Im Video zu „Force Majeure“ schmieden türkische Arbeiter aus Feuer und Eisen Schlagzeugbecken, deren Bestimmung Augé sogleich in High-End-Qualität demonstriert. In „Hey!“ lässt er einen mongolischen Reiter auf einer Geige spielend durch die Steppe galoppieren. Im Trailer zu „Captain“ flieht er vor einem Scharfschützen, der als Schießgerät einen E-Bass verwendet. Das alles ist süperkreativ, originell und schrullig und verdient unseren höchsten Respekt. „Ich wollte etwas Naives machen, das auf den Unity-Geist der Menschen abzielt. Ich glaube, wir alle träumen im Grunde von den selben Dingen, ein friedliches, erfülltes Leben, das Album soll ein Symbol dafür sein“ sagt Augé.

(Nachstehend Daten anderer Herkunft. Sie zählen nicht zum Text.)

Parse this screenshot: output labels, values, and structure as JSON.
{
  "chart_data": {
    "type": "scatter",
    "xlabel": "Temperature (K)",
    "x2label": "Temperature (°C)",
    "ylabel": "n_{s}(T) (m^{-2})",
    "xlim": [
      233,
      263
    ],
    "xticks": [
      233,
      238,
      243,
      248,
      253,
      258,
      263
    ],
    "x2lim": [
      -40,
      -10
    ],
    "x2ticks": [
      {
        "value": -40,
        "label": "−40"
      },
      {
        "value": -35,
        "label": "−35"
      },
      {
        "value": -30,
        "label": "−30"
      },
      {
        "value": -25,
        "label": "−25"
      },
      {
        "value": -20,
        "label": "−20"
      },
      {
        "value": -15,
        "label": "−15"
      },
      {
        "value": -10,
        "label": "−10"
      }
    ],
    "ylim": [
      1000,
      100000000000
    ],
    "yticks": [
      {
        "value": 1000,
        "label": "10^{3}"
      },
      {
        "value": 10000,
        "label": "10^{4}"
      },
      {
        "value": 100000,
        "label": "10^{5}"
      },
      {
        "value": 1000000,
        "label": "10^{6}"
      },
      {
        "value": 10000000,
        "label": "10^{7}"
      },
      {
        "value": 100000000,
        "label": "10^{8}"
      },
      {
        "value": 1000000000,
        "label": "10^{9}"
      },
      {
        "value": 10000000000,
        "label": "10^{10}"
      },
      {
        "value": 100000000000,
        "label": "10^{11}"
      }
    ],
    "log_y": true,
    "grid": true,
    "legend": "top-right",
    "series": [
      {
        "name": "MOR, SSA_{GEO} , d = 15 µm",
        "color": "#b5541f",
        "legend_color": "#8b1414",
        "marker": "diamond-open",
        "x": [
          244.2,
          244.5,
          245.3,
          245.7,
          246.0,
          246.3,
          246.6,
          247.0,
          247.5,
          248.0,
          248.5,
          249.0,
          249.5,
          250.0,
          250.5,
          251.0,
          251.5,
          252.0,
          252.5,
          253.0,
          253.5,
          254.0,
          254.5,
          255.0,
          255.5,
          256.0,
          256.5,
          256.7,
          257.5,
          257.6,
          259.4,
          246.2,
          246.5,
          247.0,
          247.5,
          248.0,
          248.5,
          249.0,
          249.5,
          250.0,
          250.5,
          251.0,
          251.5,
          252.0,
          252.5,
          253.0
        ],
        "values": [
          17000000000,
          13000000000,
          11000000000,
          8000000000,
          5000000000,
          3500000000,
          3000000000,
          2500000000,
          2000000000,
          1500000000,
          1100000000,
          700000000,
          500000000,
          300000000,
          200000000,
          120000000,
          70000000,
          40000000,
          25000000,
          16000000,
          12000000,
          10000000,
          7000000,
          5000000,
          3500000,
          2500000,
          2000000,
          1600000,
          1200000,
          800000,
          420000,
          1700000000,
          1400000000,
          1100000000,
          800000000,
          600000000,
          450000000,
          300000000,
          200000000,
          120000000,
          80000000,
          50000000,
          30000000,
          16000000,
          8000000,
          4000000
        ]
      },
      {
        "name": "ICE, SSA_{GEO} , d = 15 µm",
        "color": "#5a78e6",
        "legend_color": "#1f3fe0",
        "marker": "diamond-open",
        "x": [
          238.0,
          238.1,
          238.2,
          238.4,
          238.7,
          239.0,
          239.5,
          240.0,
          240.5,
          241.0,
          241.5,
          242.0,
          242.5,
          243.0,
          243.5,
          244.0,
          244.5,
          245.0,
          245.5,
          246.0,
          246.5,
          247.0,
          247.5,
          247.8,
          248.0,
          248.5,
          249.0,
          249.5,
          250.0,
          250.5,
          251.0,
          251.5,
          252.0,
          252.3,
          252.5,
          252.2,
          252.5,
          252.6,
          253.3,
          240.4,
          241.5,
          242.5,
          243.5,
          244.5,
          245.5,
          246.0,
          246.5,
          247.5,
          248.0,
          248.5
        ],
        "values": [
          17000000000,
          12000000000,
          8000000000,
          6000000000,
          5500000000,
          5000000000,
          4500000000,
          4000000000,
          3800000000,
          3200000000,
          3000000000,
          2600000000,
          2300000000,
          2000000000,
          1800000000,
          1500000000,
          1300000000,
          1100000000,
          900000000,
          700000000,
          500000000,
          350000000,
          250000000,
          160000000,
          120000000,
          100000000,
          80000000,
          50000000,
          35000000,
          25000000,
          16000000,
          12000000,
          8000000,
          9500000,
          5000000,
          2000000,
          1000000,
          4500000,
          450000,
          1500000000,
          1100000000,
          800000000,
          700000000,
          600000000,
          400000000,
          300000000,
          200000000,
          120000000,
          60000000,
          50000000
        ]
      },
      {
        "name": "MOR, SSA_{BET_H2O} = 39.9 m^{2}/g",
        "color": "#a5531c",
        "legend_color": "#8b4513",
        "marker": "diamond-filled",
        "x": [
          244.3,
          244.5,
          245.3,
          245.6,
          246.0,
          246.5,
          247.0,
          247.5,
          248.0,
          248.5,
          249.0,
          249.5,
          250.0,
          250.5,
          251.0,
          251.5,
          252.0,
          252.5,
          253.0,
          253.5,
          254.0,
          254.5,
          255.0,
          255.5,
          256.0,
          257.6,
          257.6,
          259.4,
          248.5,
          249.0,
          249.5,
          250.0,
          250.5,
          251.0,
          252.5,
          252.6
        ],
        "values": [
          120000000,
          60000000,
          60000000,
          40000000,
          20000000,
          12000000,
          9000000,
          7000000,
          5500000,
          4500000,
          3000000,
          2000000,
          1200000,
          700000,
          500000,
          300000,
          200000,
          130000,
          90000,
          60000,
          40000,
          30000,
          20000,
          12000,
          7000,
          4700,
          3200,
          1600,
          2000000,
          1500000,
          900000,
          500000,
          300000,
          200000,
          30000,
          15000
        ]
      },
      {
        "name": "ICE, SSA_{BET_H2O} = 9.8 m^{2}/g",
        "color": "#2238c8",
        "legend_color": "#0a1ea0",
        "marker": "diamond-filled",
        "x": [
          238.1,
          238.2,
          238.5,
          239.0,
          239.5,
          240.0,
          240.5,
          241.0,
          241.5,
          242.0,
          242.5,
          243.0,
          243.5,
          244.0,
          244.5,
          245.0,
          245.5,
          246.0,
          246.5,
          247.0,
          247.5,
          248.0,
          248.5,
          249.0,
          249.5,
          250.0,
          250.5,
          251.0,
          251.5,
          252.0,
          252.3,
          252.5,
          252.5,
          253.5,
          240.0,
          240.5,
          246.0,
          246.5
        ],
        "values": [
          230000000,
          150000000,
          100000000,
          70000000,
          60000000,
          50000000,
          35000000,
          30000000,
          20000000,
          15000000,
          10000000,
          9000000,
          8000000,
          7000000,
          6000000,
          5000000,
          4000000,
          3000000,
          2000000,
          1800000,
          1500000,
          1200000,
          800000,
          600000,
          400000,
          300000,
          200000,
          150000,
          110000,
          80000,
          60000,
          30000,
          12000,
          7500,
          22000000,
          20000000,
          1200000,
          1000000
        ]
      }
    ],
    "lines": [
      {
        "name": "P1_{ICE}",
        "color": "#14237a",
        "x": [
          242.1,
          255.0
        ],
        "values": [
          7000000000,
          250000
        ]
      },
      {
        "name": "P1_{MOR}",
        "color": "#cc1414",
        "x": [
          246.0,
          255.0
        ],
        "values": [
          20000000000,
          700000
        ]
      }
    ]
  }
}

Eine erfüllte Vision: Die BBC machte „Force Majeure“ zum Intro-Song für die Berichterstattun zur laufenden Fußball Europameisterschaft

„Escapades“ ist ein wilder Ritt in eine idealisierte Vergangenheit. Gaspard Augé fährt große Synthesizer-Geschütze auf zwischen Bombast, Kitsch und Erhabenheit. Das Sympathische daran, der Justice-Solist macht keinen Hehl daraus und lädt uns alle auf seine durchgeknallten Retro-Party ein – Barockkostüme und gepuderte Perücken sind dabei ausdrücklich erwünscht.